Either way, Buschmann may not have been able to adjust the plane's speed quickly enough to compensate for the difference before touching down.
Paul Takemoto, FAA spokesman said the Little Rock airport uses a low-level wind shear alert system. Six sensors 50-150 feet high and placed in different parts of the airfield measure winds and trigger a wind shear alert if there is a wind difference of 13 knots from one sensor to another. Air traffic controllers then relay that alert to pilots, Takemoto said.
"FAA air traffic controllers relay weather information to the pilot, but it is up to the pilot as to whether to make the landing or not," Takemoto said.
Takemoto would not comment on whether the alert went off.
Beck said pilots can't always rely on reports from traffic control during storms because of the volatile atmosphere.
"It's one of the most challenging things that pilots have to deal with," Beck said. "They get information from the air traffic controllers, but the conditions are always changing and the information they're getting may not always be accurate."
Storm chaser George Hoelzeman has a different theory for the cause of the crash.
Before the pilot was ready to land, Flight 1420 could have been pushed down by a down-burst, air that rapidly descends beneath a thunderstorm.

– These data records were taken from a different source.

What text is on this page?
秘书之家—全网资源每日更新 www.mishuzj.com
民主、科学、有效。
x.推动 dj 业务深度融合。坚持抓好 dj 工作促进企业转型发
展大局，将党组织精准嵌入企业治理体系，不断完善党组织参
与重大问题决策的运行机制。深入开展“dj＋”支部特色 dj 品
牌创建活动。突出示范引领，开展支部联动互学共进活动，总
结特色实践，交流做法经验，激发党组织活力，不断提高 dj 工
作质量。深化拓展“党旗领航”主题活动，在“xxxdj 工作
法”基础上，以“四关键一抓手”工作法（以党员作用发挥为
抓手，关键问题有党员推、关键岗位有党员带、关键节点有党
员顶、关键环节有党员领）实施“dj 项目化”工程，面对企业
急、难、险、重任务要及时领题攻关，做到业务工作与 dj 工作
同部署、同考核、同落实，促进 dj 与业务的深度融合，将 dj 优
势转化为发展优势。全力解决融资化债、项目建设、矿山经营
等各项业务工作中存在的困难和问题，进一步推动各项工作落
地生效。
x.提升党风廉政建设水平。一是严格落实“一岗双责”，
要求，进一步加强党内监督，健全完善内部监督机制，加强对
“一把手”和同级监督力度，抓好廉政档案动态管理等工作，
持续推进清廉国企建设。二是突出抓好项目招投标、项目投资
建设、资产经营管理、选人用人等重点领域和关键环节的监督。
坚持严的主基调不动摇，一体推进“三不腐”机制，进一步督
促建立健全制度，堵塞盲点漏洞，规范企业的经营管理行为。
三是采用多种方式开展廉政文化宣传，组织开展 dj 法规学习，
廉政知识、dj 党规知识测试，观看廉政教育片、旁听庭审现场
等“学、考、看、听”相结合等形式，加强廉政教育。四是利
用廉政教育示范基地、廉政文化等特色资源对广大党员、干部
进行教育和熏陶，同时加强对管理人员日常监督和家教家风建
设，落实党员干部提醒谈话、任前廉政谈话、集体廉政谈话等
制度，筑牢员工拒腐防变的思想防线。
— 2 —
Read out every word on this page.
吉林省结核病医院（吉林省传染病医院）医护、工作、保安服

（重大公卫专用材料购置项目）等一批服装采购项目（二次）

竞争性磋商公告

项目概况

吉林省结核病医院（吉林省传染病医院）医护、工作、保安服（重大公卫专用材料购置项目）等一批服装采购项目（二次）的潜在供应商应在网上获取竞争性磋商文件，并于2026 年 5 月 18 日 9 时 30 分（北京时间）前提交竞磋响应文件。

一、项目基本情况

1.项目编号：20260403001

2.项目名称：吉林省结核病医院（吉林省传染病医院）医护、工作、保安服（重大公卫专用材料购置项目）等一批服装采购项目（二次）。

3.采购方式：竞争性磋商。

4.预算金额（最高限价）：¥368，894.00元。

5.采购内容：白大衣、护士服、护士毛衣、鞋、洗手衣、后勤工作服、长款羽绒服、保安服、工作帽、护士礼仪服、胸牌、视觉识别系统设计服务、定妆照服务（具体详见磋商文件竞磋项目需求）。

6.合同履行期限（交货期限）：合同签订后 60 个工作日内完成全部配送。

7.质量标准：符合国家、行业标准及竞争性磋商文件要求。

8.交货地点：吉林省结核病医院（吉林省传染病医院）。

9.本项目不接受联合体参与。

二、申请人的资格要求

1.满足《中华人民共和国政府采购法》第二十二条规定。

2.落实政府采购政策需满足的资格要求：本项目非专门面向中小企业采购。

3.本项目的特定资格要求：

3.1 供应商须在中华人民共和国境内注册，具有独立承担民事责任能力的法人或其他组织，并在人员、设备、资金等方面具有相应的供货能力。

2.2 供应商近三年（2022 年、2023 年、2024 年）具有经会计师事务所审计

"That could explain why he couldn't stop fast enough, if he wasn't prepared to make a landing," Hoelzeman said.
Hoelzeman notified the National Weather Service about 76 mph gusts at his home in the Park Hill area of North Little Rock about 11:30 p.m.
Hoelzeman wasn't the only storm chaser out Tuesday night. Ham radio operator Gary Sikes also of North Little Rock was watching the "spectacular electrical show" -- lightning -- when he heard other operators talking about the crash.
"I got there about 20 minutes after it happened," Sikes said. "I got about as close as you could get in a car, and through the rain I could see the smoke billowing. The fire was already out."
Information for this article was contributed by Mary Hargrove of the Arkansas Democrat-Gazette.